I am writing in response to the Panama City Beach Proposed Resolution 17-99 and the excellent editorial, ‘Our View: PCB should not turn flame into fire’, which ran in the June 6 edition of The News Herald.

Florida has a long and rich tradition of open government and is one of the few states with both a constitutional and statutory right of access to the meetings of state agencies and local governments.

Our Sunshine Law was amended in 2013 to allow citizens a reasonable opportunity to be heard on any proposition on which a public board or commission will act. The right to speak is subject to reasonable rules or policies which allow for the orderly progression of a meeting and require orderly behavior. While the Panama City Beach Proposed Resolution 17-99 may be in technical compliance with the requirements of the right-to-speak law, we question whether the proposed resolution comports with the spirit and intent of the law.

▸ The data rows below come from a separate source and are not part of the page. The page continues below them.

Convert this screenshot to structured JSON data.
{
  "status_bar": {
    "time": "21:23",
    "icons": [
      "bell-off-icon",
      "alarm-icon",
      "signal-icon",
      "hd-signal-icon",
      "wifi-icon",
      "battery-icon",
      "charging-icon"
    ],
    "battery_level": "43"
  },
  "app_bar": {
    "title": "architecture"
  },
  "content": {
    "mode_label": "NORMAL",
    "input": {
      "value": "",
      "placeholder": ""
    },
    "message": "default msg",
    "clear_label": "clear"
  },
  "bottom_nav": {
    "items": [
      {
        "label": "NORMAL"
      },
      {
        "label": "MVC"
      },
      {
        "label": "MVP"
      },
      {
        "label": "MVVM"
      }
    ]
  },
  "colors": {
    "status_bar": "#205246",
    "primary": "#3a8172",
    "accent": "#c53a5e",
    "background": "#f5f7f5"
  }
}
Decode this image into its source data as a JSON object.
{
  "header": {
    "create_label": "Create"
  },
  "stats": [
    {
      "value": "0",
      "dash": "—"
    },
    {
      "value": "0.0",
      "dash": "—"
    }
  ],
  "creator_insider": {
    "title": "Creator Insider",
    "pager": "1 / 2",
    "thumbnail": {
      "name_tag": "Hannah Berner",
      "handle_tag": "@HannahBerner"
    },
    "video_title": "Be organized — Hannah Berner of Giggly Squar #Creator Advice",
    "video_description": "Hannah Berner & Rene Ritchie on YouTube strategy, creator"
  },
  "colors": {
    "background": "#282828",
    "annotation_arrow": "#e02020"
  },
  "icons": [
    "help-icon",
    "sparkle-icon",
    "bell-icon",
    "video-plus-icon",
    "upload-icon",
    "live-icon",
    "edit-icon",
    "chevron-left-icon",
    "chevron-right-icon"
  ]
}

Florida’s Sunshine Law doesn’t distinguish between types of meetings, whether regular, workshops, or special. Thus, the proposal to designate city council workshops as “special meetings” to allow official action at such meetings is not a violation of law, but is it good public policy? As noted in the Our View editorial, anyone interested in the actions of the city council will be required to attend both special meetings and regular meetings. The city council should be encouraging civic engagement rather than adopting unduly burdensome policies that serve to repress or stifle such engagement.

Equally troubling is the provision allowing the Chair to remove anyone from a council meeting for making “slanderous, personal, or impertinent” remarks during the public comment period. Who decides – the Chair? A court? Any determination based on this vague and subjective standard is constitutionally flawed under the First Amendment.